Era primavera y feliz. Ahuyentaba las hormigas de su falda negra con un abanico hecho de plumas y pétalos de mandrágora, mientras bebía a pequeños sorbos el zumo de frutas que le trajo el hijo primogénito del infortunio. Le gustaba contemplar la caída de la tarde sobre las aguas del Turia, sentada en el sillón de mimbre que heredó, igual que la casa en otro tiempo, el jardín o la poca suerte. Cuanto la rodeaba había pertenecido alguna vez a otra persona. A veces le entristecía, pero, a menudo, creía sentir las manos de los objetos acariciándola y escuchar las voces de sus antepasados contándole historias de aquellos parajes enjutos y secos.

Podía ser verano y asustarse, tener miedo del sol y de los animales; esconderse en su habitación sola, tarde tras tarde, con el único propósito de confeccionar inútiles encajes que ya no interesaban a nadie. Por la mañana, todo el calor de las horas perdidas sobre el campo le abrasaba la piel y eran sus huellas la señal inequívoca del abandono de una tierra vaciada. Solo disminuía el dolor cuando esperaba pacientemente el desmayo suicida de alguna estrella fugaz frente a su ventana. Entonces abría la caja azul de los deseos y sacaba uno cualquiera, como cuando era niña, mientras pensaba que esa noche no había tenido suerte en la extracción y que quizá otro día.

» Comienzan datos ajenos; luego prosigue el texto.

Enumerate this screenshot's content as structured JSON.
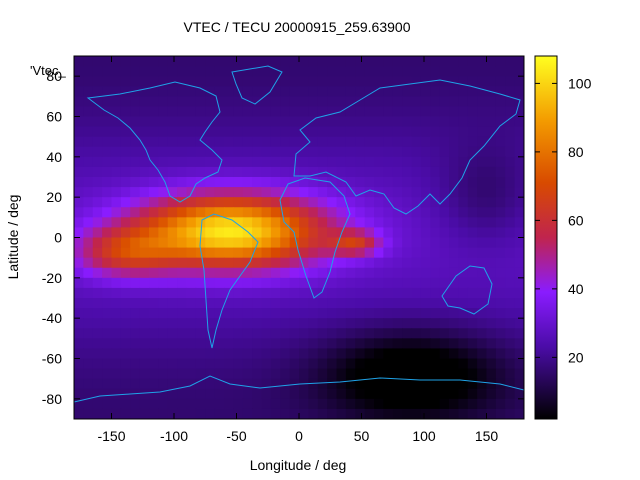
{
  "chart_data": {
    "type": "heatmap",
    "title": "VTEC / TECU 20000915_259.63900",
    "xlabel": "Longitude / deg",
    "ylabel": "Latitude / deg",
    "key_label": "'Vtec_",
    "xlim": [
      -180,
      180
    ],
    "ylim": [
      -90,
      90
    ],
    "x_ticks": [
      -150,
      -100,
      -50,
      0,
      50,
      100,
      150
    ],
    "y_ticks": [
      -80,
      -60,
      -40,
      -20,
      0,
      20,
      40,
      60,
      80
    ],
    "colorbar": {
      "min": 2,
      "max": 108,
      "ticks": [
        20,
        40,
        60,
        80,
        100
      ],
      "palette": "black-blue-purple-red-orange-yellow"
    },
    "grid": false,
    "data_summary": {
      "peak_vtec": 102,
      "peak_location": {
        "lon": -55,
        "lat": 3
      },
      "background_vtec": 22,
      "low_region_vtec": 6,
      "low_region_location": {
        "lon": 90,
        "lat": -68
      }
    },
    "overlay": "coastlines"
  }
}
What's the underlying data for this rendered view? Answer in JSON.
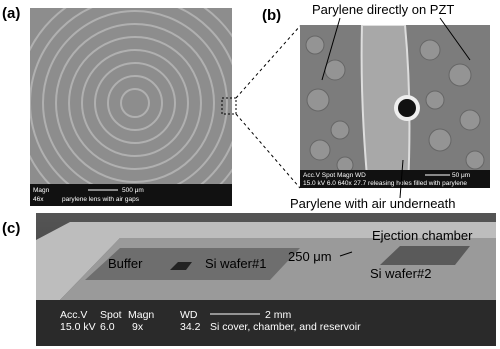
{
  "panel_a": {
    "label": "(a)",
    "info": {
      "magn_label": "Magn",
      "magn": "46x",
      "scale": "500 μm",
      "caption": "parylene lens with air gaps"
    }
  },
  "panel_b": {
    "label": "(b)",
    "annotations": [
      "Parylene directly on PZT",
      "Parylene with air underneath"
    ],
    "info": {
      "header": "Acc.V  Spot Magn     WD",
      "values": "15.0 kV  6.0  640x   27.7  releasing holes filled with parylene",
      "scale": "50 μm"
    }
  },
  "panel_c": {
    "label": "(c)",
    "annotations": [
      "Buffer",
      "Si wafer#1",
      "250 μm",
      "Ejection chamber",
      "Si wafer#2"
    ],
    "info": {
      "header": [
        "Acc.V",
        "Spot",
        "Magn",
        "WD"
      ],
      "values": [
        "15.0 kV",
        "6.0",
        "9x",
        "34.2"
      ],
      "scale": "2 mm",
      "caption": "Si cover, chamber, and reservoir"
    }
  }
}
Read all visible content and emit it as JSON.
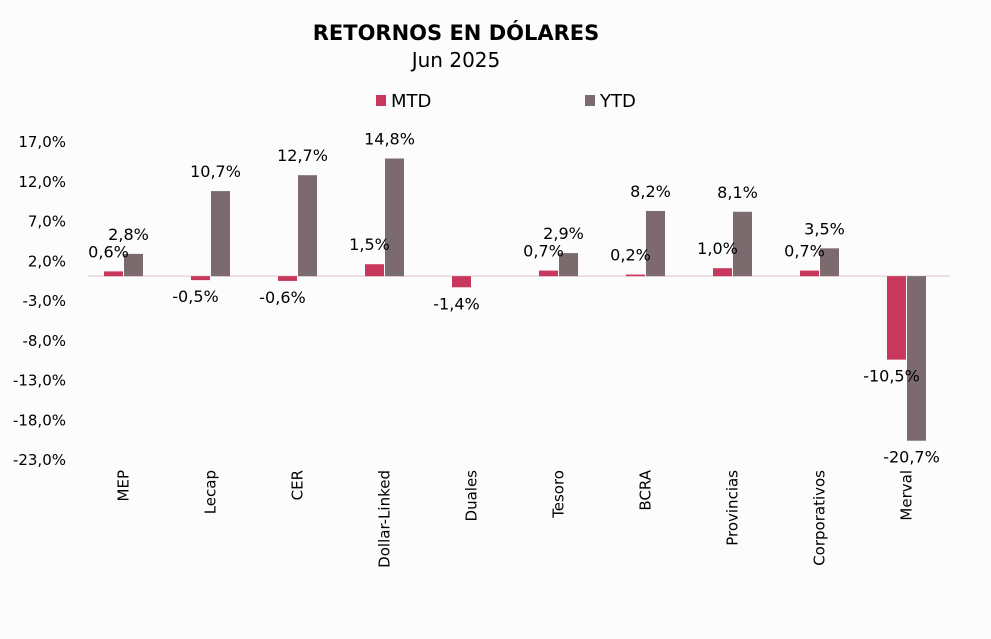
{
  "chart_data": {
    "type": "bar",
    "title": "RETORNOS EN DÓLARES",
    "subtitle": "Jun 2025",
    "xlabel": "",
    "ylabel": "",
    "ylim": [
      -23,
      17
    ],
    "yticks": [
      17,
      12,
      7,
      2,
      -3,
      -8,
      -13,
      -18,
      -23
    ],
    "ytick_labels": [
      "17,0%",
      "12,0%",
      "7,0%",
      "2,0%",
      "-3,0%",
      "-8,0%",
      "-13,0%",
      "-18,0%",
      "-23,0%"
    ],
    "categories": [
      "MEP",
      "Lecap",
      "CER",
      "Dollar-Linked",
      "Duales",
      "Tesoro",
      "BCRA",
      "Provincias",
      "Corporativos",
      "Merval"
    ],
    "series": [
      {
        "name": "MTD",
        "color": "#c8385c",
        "values": [
          0.6,
          -0.5,
          -0.6,
          1.5,
          -1.4,
          0.7,
          0.2,
          1.0,
          0.7,
          -10.5
        ],
        "labels": [
          "0,6%",
          "-0,5%",
          "-0,6%",
          "1,5%",
          "-1,4%",
          "0,7%",
          "0,2%",
          "1,0%",
          "0,7%",
          "-10,5%"
        ]
      },
      {
        "name": "YTD",
        "color": "#7c6b6e",
        "values": [
          2.8,
          10.7,
          12.7,
          14.8,
          null,
          2.9,
          8.2,
          8.1,
          3.5,
          -20.7
        ],
        "labels": [
          "2,8%",
          "10,7%",
          "12,7%",
          "14,8%",
          "",
          "2,9%",
          "8,2%",
          "8,1%",
          "3,5%",
          "-20,7%"
        ]
      }
    ],
    "legend_position": "top",
    "grid": false
  }
}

Había sido otoño y derrotada. Solía caminar con la ausencia de unos labios admirando el crepúsculo. Llevaba entre las manos pequeñas, arrugadas y escrupulosamente limpias, un libro negro de palabras antiguas. Repetía un nombre y era el eco de su salmo un puñal que surgía del aire hiriéndola a muerte. Le encantaban las hojas alfombrando la tierra y abrigándola; el sonido del viento al moverlas de sitio y amontonarlas un poco más allá para luego volver a dispersarlas.

Como en invierno y silencio, la pereza de sus huesos helados y eternamente yermos, no era sino el comienzo de la metamorfosis. Se había despojado de las plumas y los pétalos de mandrágora, aunque solo por su estricta obediencia a la nieve caída sobre la claraboya del granero. Leía un pedazo de papel a contraluz mientras se desvanecía la cordura de las piedras. Nunca fue capaz de comprender el evidente valor de las proezas. Era prisionera en una guerra que no le interesaba y sin embargo, en otro tiempo había luchado ferozmente en las trincheras.

Había sido primavera y feliz, aunque, tal vez, todavía a su manera lo fuera. Unas pocas palabras volvían a perfumar sus caídos senos con violetas, mientras oía cerca, muy cerca, el trino de algún mirlo enamorado.

Todo podía ser en ese tiempo inmaculado y etéreo que sobrevuela el vacío del recuerdo. Olvidar la realidad que aguijonea en los ojos, devora y encadena los pasos que desean únicamente sobrevivir y ser flor en el páramo.

Era, únicamente, el momento y esperar.